Getting treated for skin cancer shouldn’t be disfiguring or painful.

Doctors at Novant Health Presbyterian Medical Center are using a new technique to treat nonmelanoma skin cancer. The procedure known as skin brachytherapy uses a device called a Leipzig applicator to deliver radiation directly to the cancerous lesion.

This noninvasive alternative to surgery targets the cancer cells without causing pain or damaging surrounding tissue.

“The treatment is particularly effective in the early stages of nonmelanoma skin cancer,” said Dr. William Warlick , a radiation oncologist at Southeast Radiation Oncology. “It’s most effective in the treatment of squamous and basal skin cancer lesions smaller than 3 millimeters.”

Warlick added that elderly patients who are taking blood thinners and people who have cancer lesions located in delicate areas that are hard to reach are good candidates for the treatment.

How it works

Radiation therapy uses high-energy rays, or other particles, to destroy cancer cells. Because of the high degree of precision, the treatment can pinpoint the lesion and spare much of the surrounding area. The procedure is administered by a specialist called a radiation oncologist.

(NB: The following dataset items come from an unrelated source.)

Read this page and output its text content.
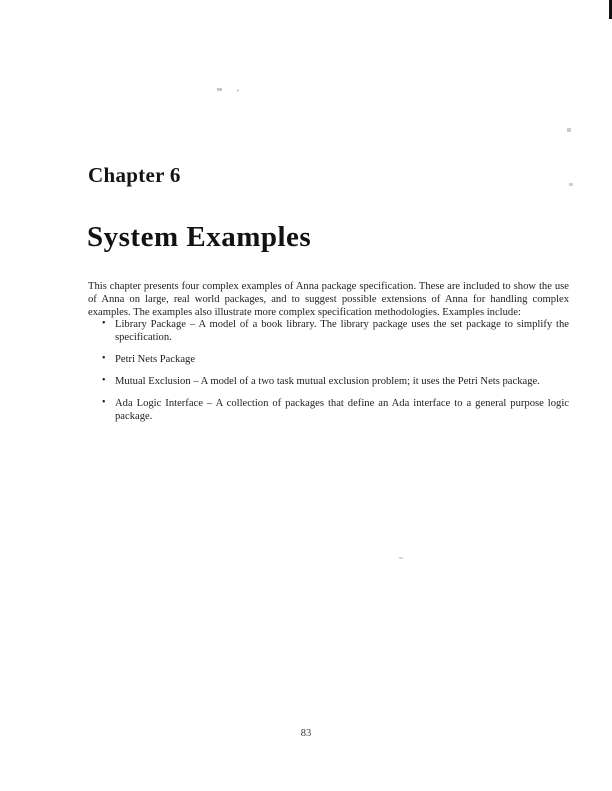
Chapter 6
System Examples

This chapter presents four complex examples of Anna package specification. These are included to show the use of Anna on large, real world packages, and to suggest possible extensions of Anna for handling complex examples. The examples also illustrate more complex specification methodologies. Examples include:

• Library Package – A model of a book library. The library package uses the set package to simplify the specification.
• Petri Nets Package
• Mutual Exclusion – A model of a two task mutual exclusion problem; it uses the Petri Nets package.
• Ada Logic Interface – A collection of packages that define an Ada interface to a general purpose logic package.
83
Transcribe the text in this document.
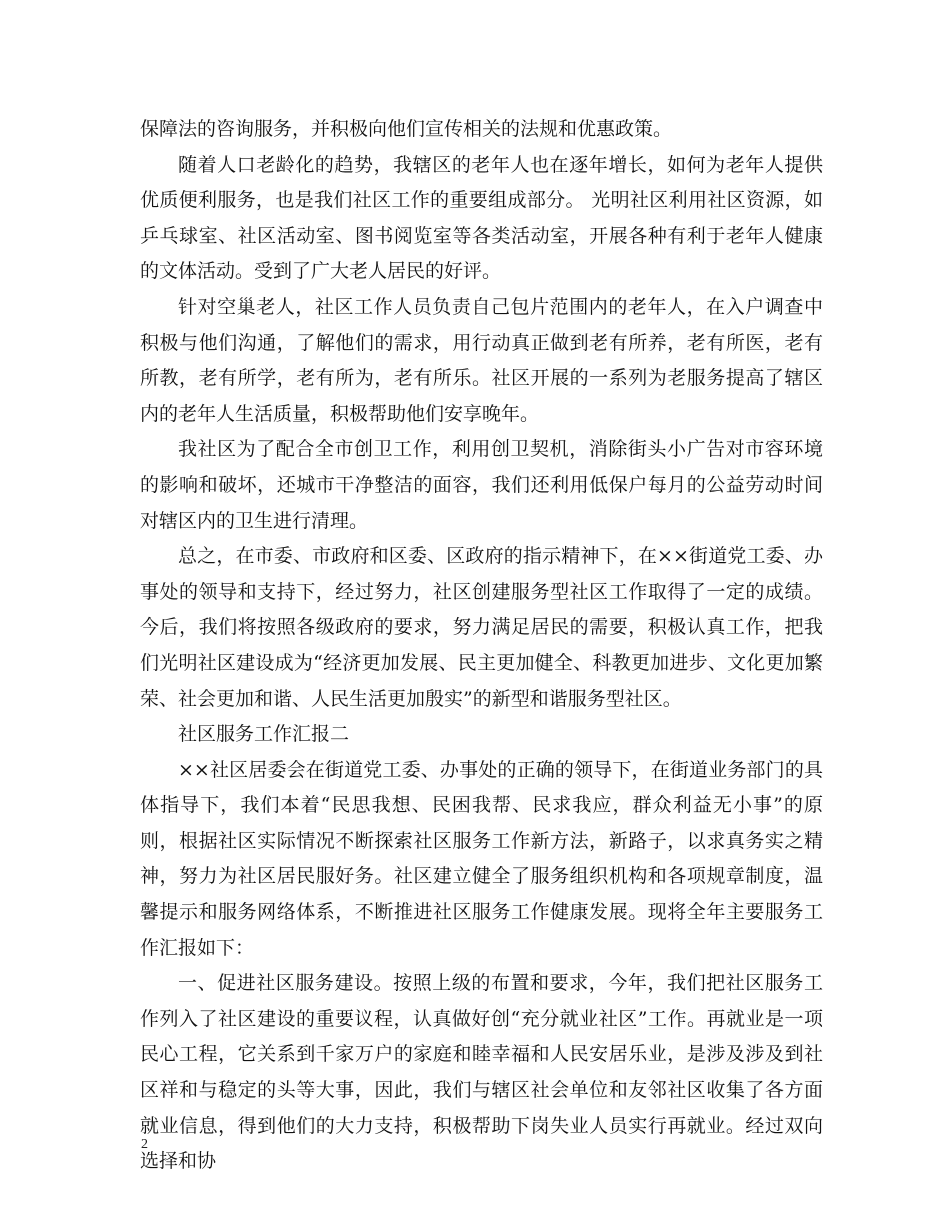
保障法的咨询服务，并积极向他们宣传相关的法规和优惠政策。

随着人口老龄化的趋势，我辖区的老年人也在逐年增长，如何为老年人提供优质便利服务，也是我们社区工作的重要组成部分。 光明社区利用社区资源，如乒乓球室、社区活动室、图书阅览室等各类活动室，开展各种有利于老年人健康的文体活动。受到了广大老人居民的好评。

针对空巢老人，社区工作人员负责自己包片范围内的老年人，在入户调查中积极与他们沟通，了解他们的需求，用行动真正做到老有所养，老有所医，老有所教，老有所学，老有所为，老有所乐。社区开展的一系列为老服务提高了辖区内的老年人生活质量，积极帮助他们安享晚年。

我社区为了配合全市创卫工作，利用创卫契机，消除街头小广告对市容环境的影响和破坏，还城市干净整洁的面容，我们还利用低保户每月的公益劳动时间对辖区内的卫生进行清理。

总之，在市委、市政府和区委、区政府的指示精神下，在××街道党工委、办事处的领导和支持下，经过努力，社区创建服务型社区工作取得了一定的成绩。今后，我们将按照各级政府的要求，努力满足居民的需要，积极认真工作，把我们光明社区建设成为“经济更加发展、民主更加健全、科教更加进步、文化更加繁荣、社会更加和谐、人民生活更加殷实”的新型和谐服务型社区。

社区服务工作汇报二

××社区居委会在街道党工委、办事处的正确的领导下，在街道业务部门的具体指导下，我们本着“民思我想、民困我帮、民求我应，群众利益无小事”的原则，根据社区实际情况不断探索社区服务工作新方法，新路子，以求真务实之精神，努力为社区居民服好务。社区建立健全了服务组织机构和各项规章制度，温馨提示和服务网络体系，不断推进社区服务工作健康发展。现将全年主要服务工作汇报如下：

一、促进社区服务建设。按照上级的布置和要求，今年，我们把社区服务工作列入了社区建设的重要议程，认真做好创“充分就业社区”工作。再就业是一项民心工程，它关系到千家万户的家庭和睦幸福和人民安居乐业，是涉及涉及到社区祥和与稳定的头等大事，因此，我们与辖区社会单位和友邻社区收集了各方面就业信息，得到他们的大力支持，积极帮助下岗失业人员实行再就业。经过双向选择和协

2
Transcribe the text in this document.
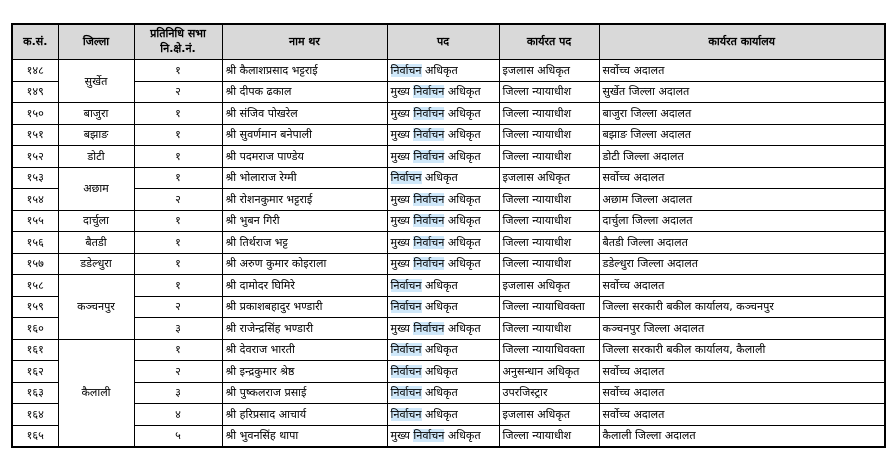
क.सं.	जिल्ला	प्रतिनिधि सभा नि.क्षे.नं.	नाम थर	पद	कार्यरत पद	कार्यरत कार्यालय
१४८	सुर्खेत	१	श्री कैलाशप्रसाद भट्टराई	निर्वाचन अधिकृत	इजलास अधिकृत	सर्वोच्च अदालत
१४९		२	श्री दीपक ढकाल	मुख्य निर्वाचन अधिकृत	जिल्ला न्यायाधीश	सुर्खेत जिल्ला अदालत
१५०	बाजुरा	१	श्री संजिव पोखरेल	मुख्य निर्वाचन अधिकृत	जिल्ला न्यायाधीश	बाजुरा जिल्ला अदालत
१५१	बझाङ	१	श्री सुवर्णमान बनेपाली	मुख्य निर्वाचन अधिकृत	जिल्ला न्यायाधीश	बझाङ जिल्ला अदालत
१५२	डोटी	१	श्री पदमराज पाण्डेय	मुख्य निर्वाचन अधिकृत	जिल्ला न्यायाधीश	डोटी जिल्ला अदालत
१५३	अछाम	१	श्री भोलाराज रेग्मी	निर्वाचन अधिकृत	इजलास अधिकृत	सर्वोच्च अदालत
१५४		२	श्री रोशनकुमार भट्टराई	मुख्य निर्वाचन अधिकृत	जिल्ला न्यायाधीश	अछाम जिल्ला अदालत
१५५	दार्चुला	१	श्री भुबन गिरी	मुख्य निर्वाचन अधिकृत	जिल्ला न्यायाधीश	दार्चुला जिल्ला अदालत
१५६	बैतडी	१	श्री तिर्थराज भट्ट	मुख्य निर्वाचन अधिकृत	जिल्ला न्यायाधीश	बैतडी जिल्ला अदालत
१५७	डडेल्धुरा	१	श्री अरुण कुमार कोइराला	मुख्य निर्वाचन अधिकृत	जिल्ला न्यायाधीश	डडेल्धुरा जिल्ला अदालत
१५८	कञ्चनपुर	१	श्री दामोदर घिमिरे	निर्वाचन अधिकृत	इजलास अधिकृत	सर्वोच्च अदालत
१५९		२	श्री प्रकाशबहादुर भण्डारी	निर्वाचन अधिकृत	जिल्ला न्यायाधिवक्ता	जिल्ला सरकारी बकील कार्यालय, कञ्चनपुर
१६०		३	श्री राजेन्द्रसिंह भण्डारी	मुख्य निर्वाचन अधिकृत	जिल्ला न्यायाधीश	कञ्चनपुर जिल्ला अदालत
१६१	कैलाली	१	श्री देवराज भारती	निर्वाचन अधिकृत	जिल्ला न्यायाधिवक्ता	जिल्ला सरकारी बकील कार्यालय, कैलाली
१६२		२	श्री इन्द्रकुमार श्रेष्ठ	निर्वाचन अधिकृत	अनुसन्धान अधिकृत	सर्वोच्च अदालत
१६३		३	श्री पुष्कलराज प्रसाई	निर्वाचन अधिकृत	उपरजिस्ट्रार	सर्वोच्च अदालत
१६४		४	श्री हरिप्रसाद आचार्य	निर्वाचन अधिकृत	इजलास अधिकृत	सर्वोच्च अदालत
१६५		५	श्री भुवनसिंह थापा	मुख्य निर्वाचन अधिकृत	जिल्ला न्यायाधीश	कैलाली जिल्ला अदालत
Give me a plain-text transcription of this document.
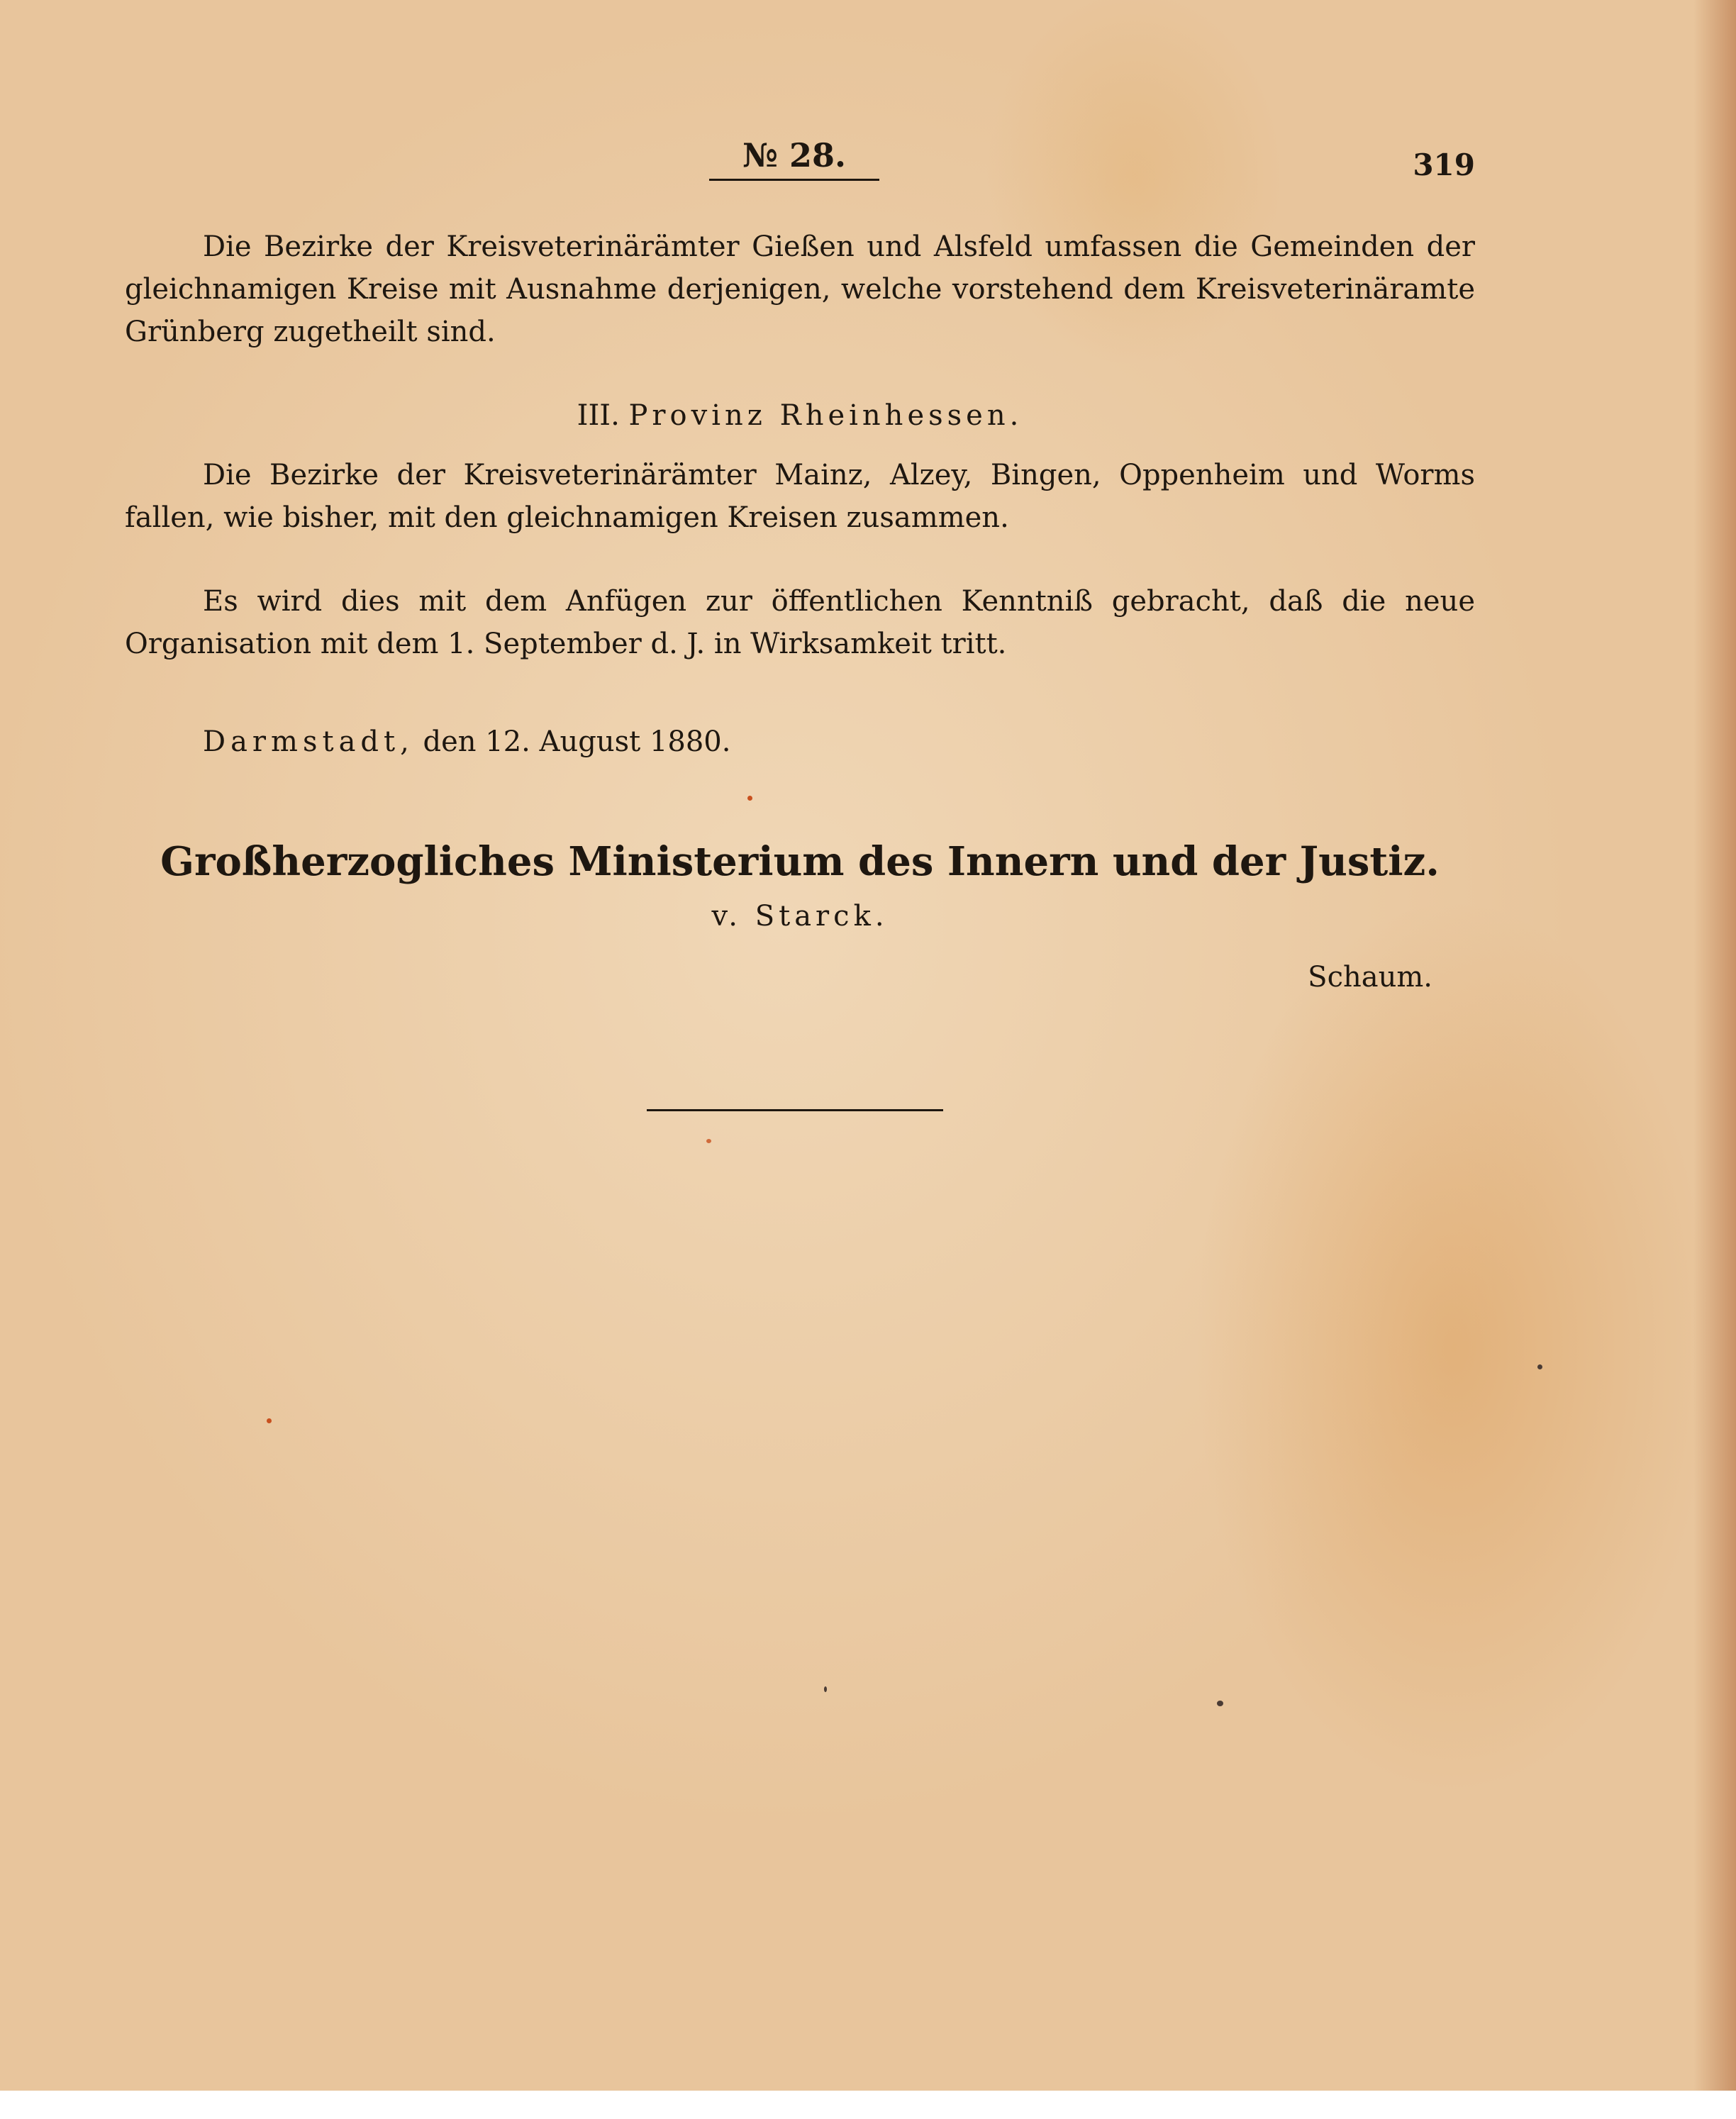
№ 28.	319

Die Bezirke der Kreisveterinärämter Gießen und Alsfeld umfassen die Gemeinden der gleichnamigen Kreise mit Ausnahme derjenigen, welche vorstehend dem Kreisveterinäramte Grünberg zugetheilt sind.

III. Provinz Rheinhessen.

Die Bezirke der Kreisveterinärämter Mainz, Alzey, Bingen, Oppenheim und Worms fallen, wie bisher, mit den gleichnamigen Kreisen zusammen.

Es wird dies mit dem Anfügen zur öffentlichen Kenntniß gebracht, daß die neue Organisation mit dem 1. September d. J. in Wirksamkeit tritt.

Darmstadt, den 12. August 1880.

Großherzogliches Ministerium des Innern und der Justiz.

v. Starck.

Schaum.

Radiation therapy is a good alternative to surgery for skin cancer, particularly in hard-to-treat places such as on an eyelid, the nose, lips or ear. Unlike surgery, radiation therapy does not cause scarring and typically results in little, if any, cosmetic damage. There is also no damage to surrounding tissue.

“The Leipzig treatment differs from traditional external beam radiation therapy,” Warlick said. “It is more precise and can be used directly over the tumor.”

“There is also less exposure for the surrounding tissue,” he added.

Skin brachytherapy with the Leipzig applicator is painless since there is no cutting or blood loss as with surgery. The treatments are short, lasting three to five minutes with the course of treatment usually consisting of six to seven applications over two weeks, Warlick said.

More importantly, brachytherapy not only provides good cosmetic results but it has also been shown to be highly effective in preventing the skin cancer from returning, studies have shown.

“It is between 93 to 95 percent effective depending on the size of the lesion,” Warlick said.

Side effects are generally mild and dissipate quickly, usually within two weeks of treatment. Short-term side effects include redness of the treated area and peeling or moist skin. Longer term, patients may experience some discoloration of the skin and loss of hair at the treatment site.

“There’s no pain or discomfort following the treatment,” Warlick said. “Sometimes, patients will experience some dry peeling or moist blistering at the treatment site.”

Warlick said the cosmetic outcome for patients is excellent.

Skin cancer is the most common type of cancer in the U.S., according to the Centers for Disease Control and Prevention. An estimated 3 million Americans are diagnosed with nonmelanoma skin cancer each year.

It’s important to discuss treatment options and relative risks of potential side effects with your doctor. Skin cancer can almost always be cured when found early and treated, Warlick said. Be sure to limit your exposure to the sun and perform skin checks on yourself regularly. Tell your doctor if you notice a mole that has changed in size, shape or color.